A yawn again from Nancy, perhaps less well concealed.

 

“I’m only looking for corrections to mistakes,” Teddy said. “You don’t have to like it.”

 

She looked up from her knitting and said, “I do like it! Don’t be such a sensitive soul. I’m just tired, that’s all.”

 

 

“Those of us enduring this unforgiving Winter can perhaps sympathize only too readily with our biblical forebears. Candlemas in the Catholic calendar is the Feast of the Purification of Mary—”

 

 

 

“It’s quite wordy, isn’t it? Don’t you think?”

 

“Wordy?” Teddy said.

 

 

Before the war he had fancied himself as something of a poet and had a couple of poems published in obscure literary magazines, but on a visit home to Fox Corner during the war he had looked through these antebellum offerings, kept in a shoebox beneath his childhood bed, and saw them for what they were—the amateur scribblings of an immature mind. In style they relied on vague, tortuous metaphors, nearly always in an attempt to describe his response to nature.
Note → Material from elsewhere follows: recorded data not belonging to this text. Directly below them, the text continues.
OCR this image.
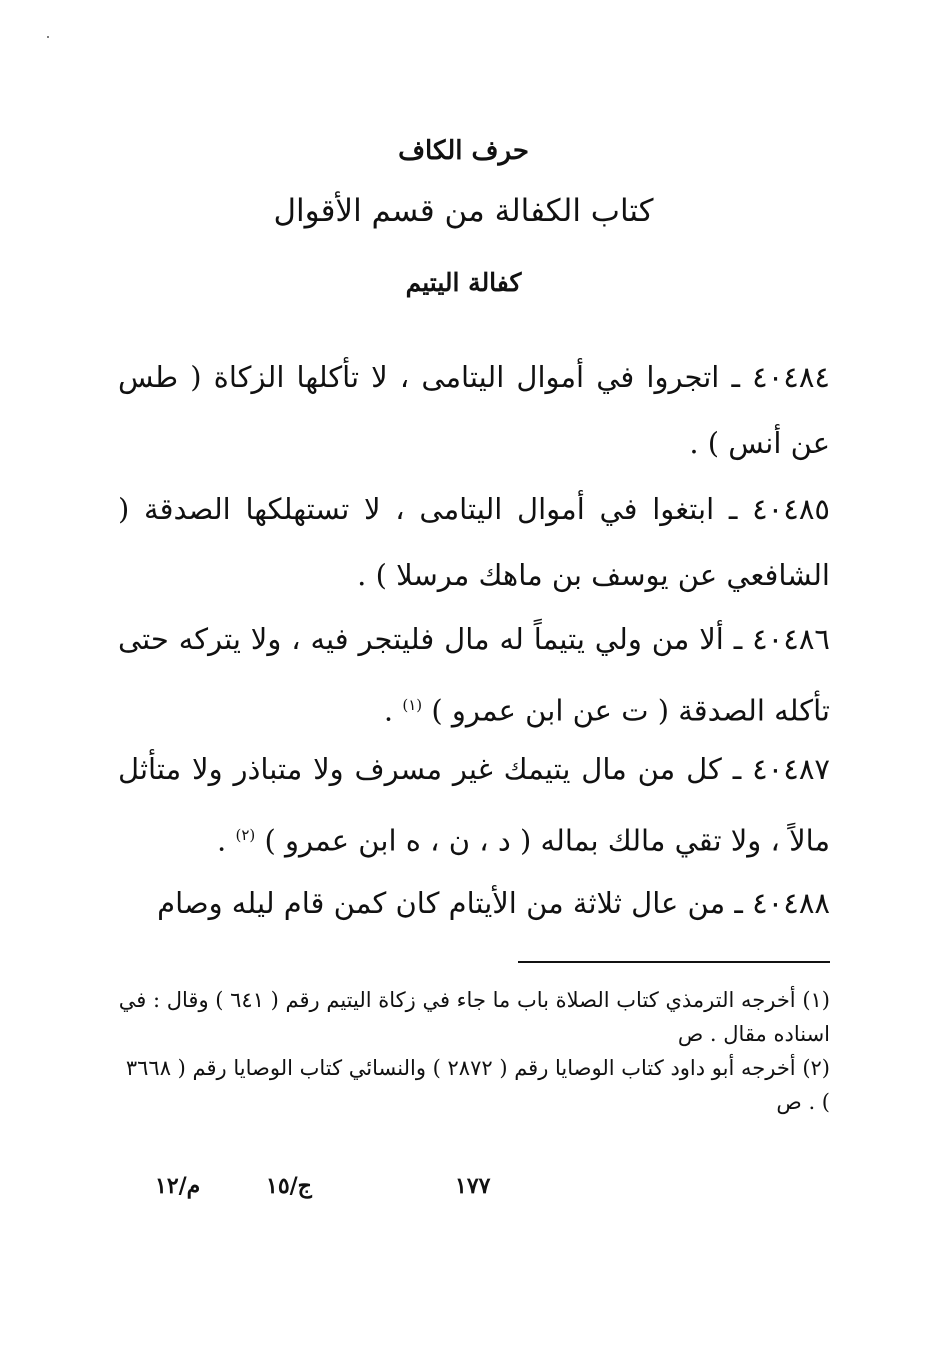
حرف الكاف
كتاب الكفالة من قسم الأقوال
كفالة اليتيم
٤٠٤٨٤ ـ اتجروا في أموال اليتامى ، لا تأكلها الزكاة ( طس عن أنس ) .
٤٠٤٨٥ ـ ابتغوا في أموال اليتامى ، لا تستهلكها الصدقة ( الشافعي عن يوسف بن ماهك مرسلا ) .
٤٠٤٨٦ ـ ألا من ولي يتيماً له مال فليتجر فيه ، ولا يتركه حتى تأكله الصدقة ( ت عن ابن عمرو ) $^{(١)}$ .
٤٠٤٨٧ ـ كل من مال يتيمك غير مسرف ولا متباذر ولا متأثل مالاً ، ولا تقي مالك بماله ( د ، ن ، ه ابن عمرو ) $^{(٢)}$ .
٤٠٤٨٨ ـ من عال ثلاثة من الأيتام كان كمن قام ليله وصام

(١) أخرجه الترمذي كتاب الصلاة باب ما جاء في زكاة اليتيم رقم ( ٦٤١ ) وقال : في اسناده مقال . ص

(٢) أخرجه أبو داود كتاب الوصايا رقم ( ٢٨٧٢ ) والنسائي كتاب الوصايا رقم ( ٣٦٦٨ ) . ص

١٧٧
ج/١٥
م/١٢
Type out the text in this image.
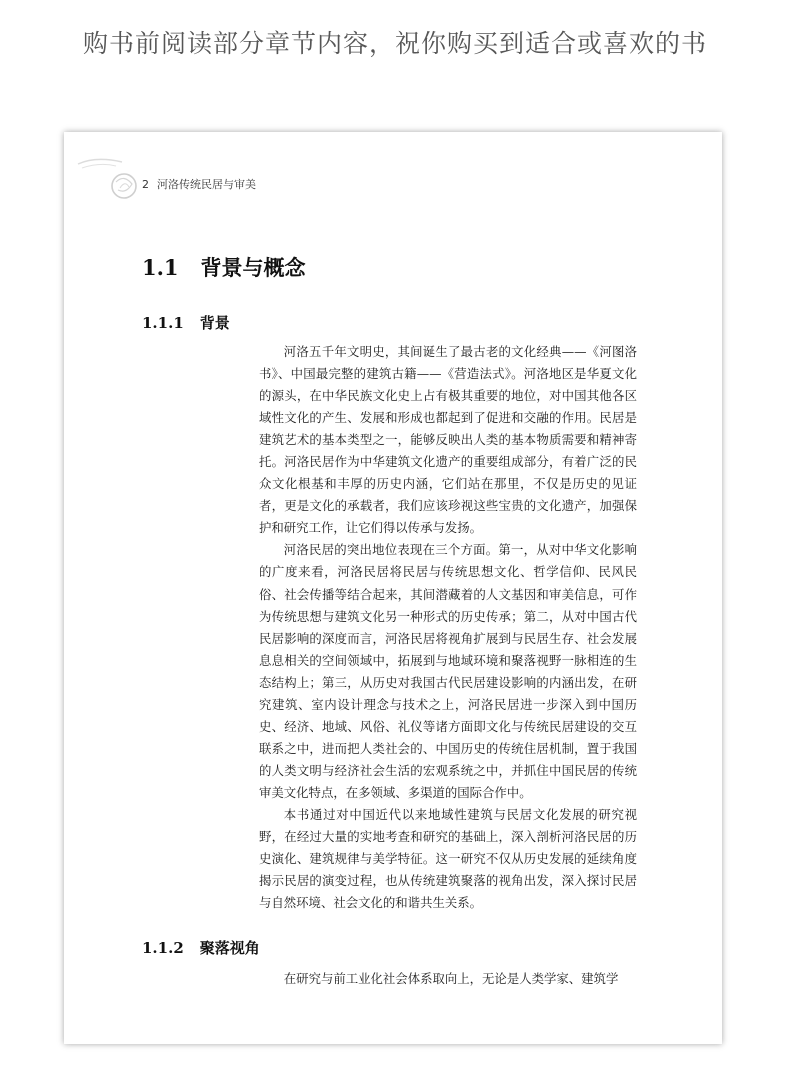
购书前阅读部分章节内容，祝你购买到适合或喜欢的书
2 河洛传统民居与审美
1.1 背景与概念
1.1.1 背景

河洛五千年文明史，其间诞生了最古老的文化经典——《河图洛书》、中国最完整的建筑古籍——《营造法式》。河洛地区是华夏文化的源头，在中华民族文化史上占有极其重要的地位，对中国其他各区域性文化的产生、发展和形成也都起到了促进和交融的作用。民居是建筑艺术的基本类型之一，能够反映出人类的基本物质需要和精神寄托。河洛民居作为中华建筑文化遗产的重要组成部分，有着广泛的民众文化根基和丰厚的历史内涵，它们站在那里，不仅是历史的见证者，更是文化的承载者，我们应该珍视这些宝贵的文化遗产，加强保护和研究工作，让它们得以传承与发扬。

河洛民居的突出地位表现在三个方面。第一，从对中华文化影响的广度来看，河洛民居将民居与传统思想文化、哲学信仰、民风民俗、社会传播等结合起来，其间潜藏着的人文基因和审美信息，可作为传统思想与建筑文化另一种形式的历史传承；第二，从对中国古代民居影响的深度而言，河洛民居将视角扩展到与民居生存、社会发展息息相关的空间领域中，拓展到与地域环境和聚落视野一脉相连的生态结构上；第三，从历史对我国古代民居建设影响的内涵出发，在研究建筑、室内设计理念与技术之上，河洛民居进一步深入到中国历史、经济、地域、风俗、礼仪等诸方面即文化与传统民居建设的交互联系之中，进而把人类社会的、中国历史的传统住居机制，置于我国的人类文明与经济社会生活的宏观系统之中，并抓住中国民居的传统审美文化特点，在多领域、多渠道的国际合作中。

本书通过对中国近代以来地域性建筑与民居文化发展的研究视野，在经过大量的实地考查和研究的基础上，深入剖析河洛民居的历史演化、建筑规律与美学特征。这一研究不仅从历史发展的延续角度揭示民居的演变过程，也从传统建筑聚落的视角出发，深入探讨民居与自然环境、社会文化的和谐共生关系。

1.1.2 聚落视角

在研究与前工业化社会体系取向上，无论是人类学家、建筑学
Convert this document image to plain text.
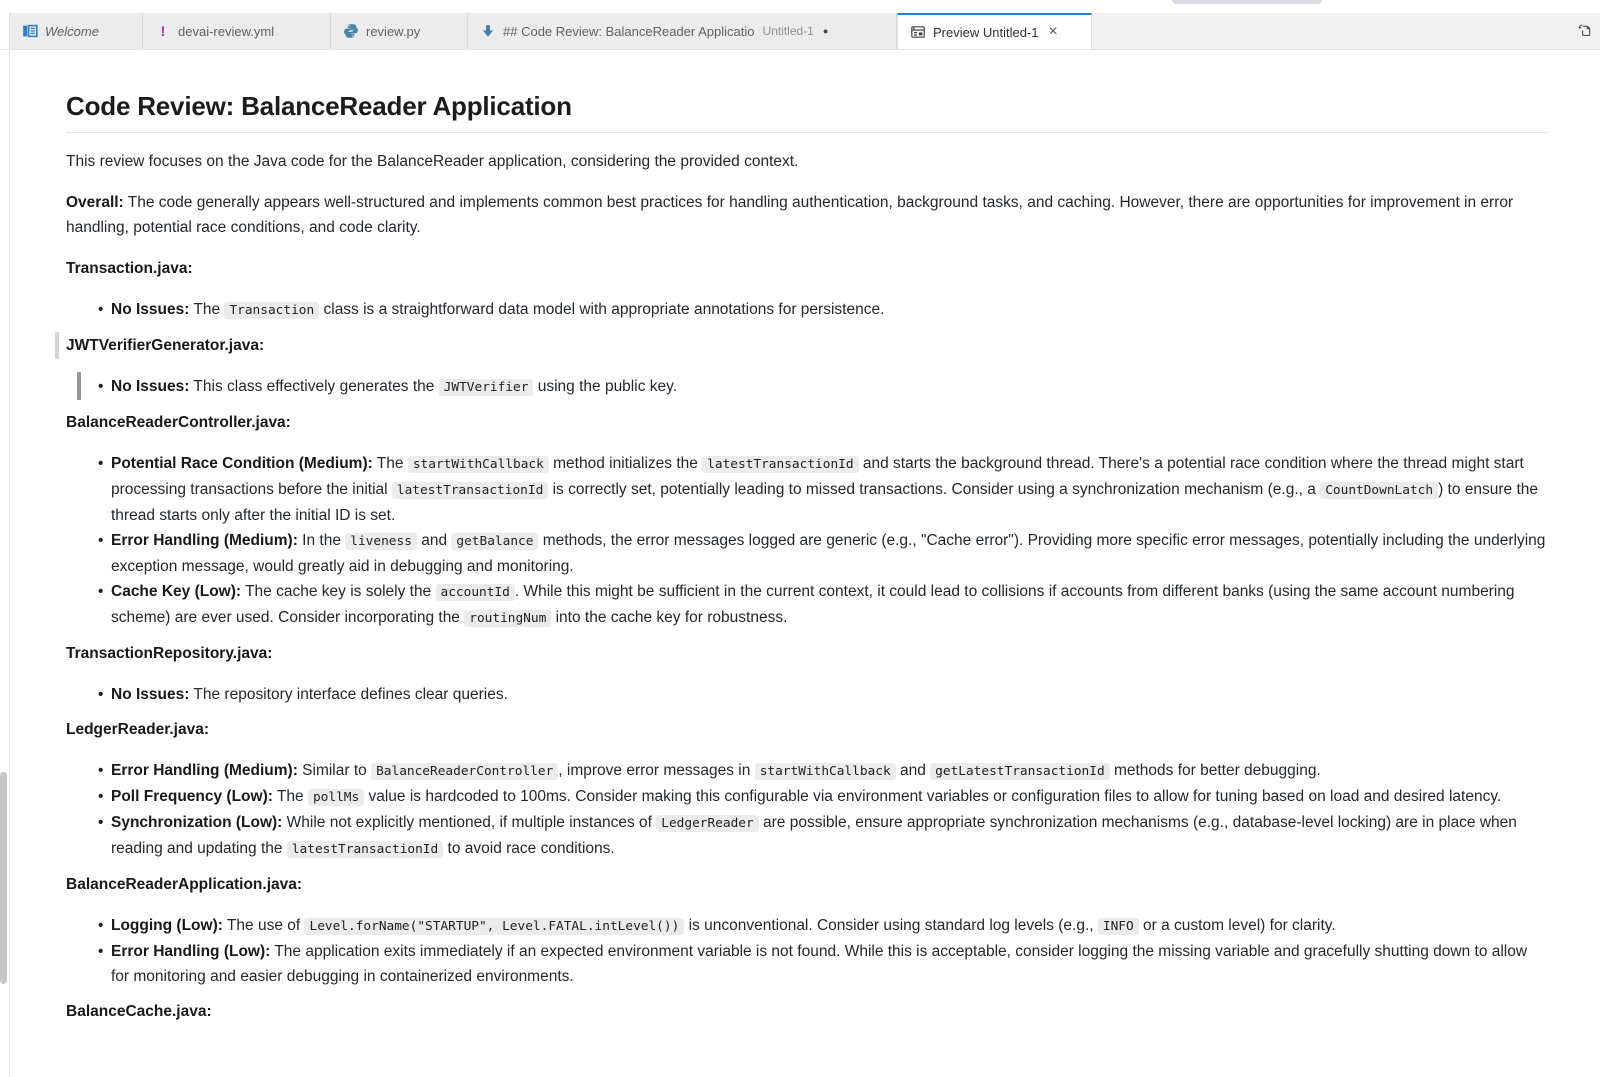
Welcome	! devai-review.yml	review.py	## Code Review: BalanceReader Applicatio Untitled-1 ●	Preview Untitled-1 ×
Code Review: BalanceReader Application

This review focuses on the Java code for the BalanceReader application, considering the provided context.

Overall: The code generally appears well-structured and implements common best practices for handling authentication, background tasks, and caching. However, there are opportunities for improvement in error handling, potential race conditions, and code clarity.

Transaction.java:

• No Issues: The Transaction class is a straightforward data model with appropriate annotations for persistence.

JWTVerifierGenerator.java:

• No Issues: This class effectively generates the JWTVerifier using the public key.

BalanceReaderController.java:

• Potential Race Condition (Medium): The startWithCallback method initializes the latestTransactionId and starts the background thread. There's a potential race condition where the thread might start processing transactions before the initial latestTransactionId is correctly set, potentially leading to missed transactions. Consider using a synchronization mechanism (e.g., a CountDownLatch ) to ensure the thread starts only after the initial ID is set.
• Error Handling (Medium): In the liveness and getBalance methods, the error messages logged are generic (e.g., "Cache error"). Providing more specific error messages, potentially including the underlying exception message, would greatly aid in debugging and monitoring.
• Cache Key (Low): The cache key is solely the accountId . While this might be sufficient in the current context, it could lead to collisions if accounts from different banks (using the same account numbering scheme) are ever used. Consider incorporating the routingNum into the cache key for robustness.

TransactionRepository.java:

• No Issues: The repository interface defines clear queries.

LedgerReader.java:

• Error Handling (Medium): Similar to BalanceReaderController , improve error messages in startWithCallback and getLatestTransactionId methods for better debugging.
• Poll Frequency (Low): The pollMs value is hardcoded to 100ms. Consider making this configurable via environment variables or configuration files to allow for tuning based on load and desired latency.
• Synchronization (Low): While not explicitly mentioned, if multiple instances of LedgerReader are possible, ensure appropriate synchronization mechanisms (e.g., database-level locking) are in place when reading and updating the latestTransactionId to avoid race conditions.

BalanceReaderApplication.java:

• Logging (Low): The use of Level.forName("STARTUP", Level.FATAL.intLevel()) is unconventional. Consider using standard log levels (e.g., INFO or a custom level) for clarity.
• Error Handling (Low): The application exits immediately if an expected environment variable is not found. While this is acceptable, consider logging the missing variable and gracefully shutting down to allow for monitoring and easier debugging in containerized environments.

BalanceCache.java:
He was drawn to the grand Wordsworthian sweep of hill and vale and water. “You have a pagan soul,” Nancy had once told him but he didn’t agree. He had the soul of a country parson who had lost his faith. But it didn’t matter now, for the great god Pan was indeed dead and war had long ago killed Teddy’s desire to make poetry.

 

After graduating from Oxford he had applied to stay on and do an MPhil, putting off the time when he would have to find a career. In his heart of hearts he still wanted to be a train driver but he supposed that was out of the question. He would have been very surprised (and thrilled too) if someone had told him that five years later he would be training to be a pilot.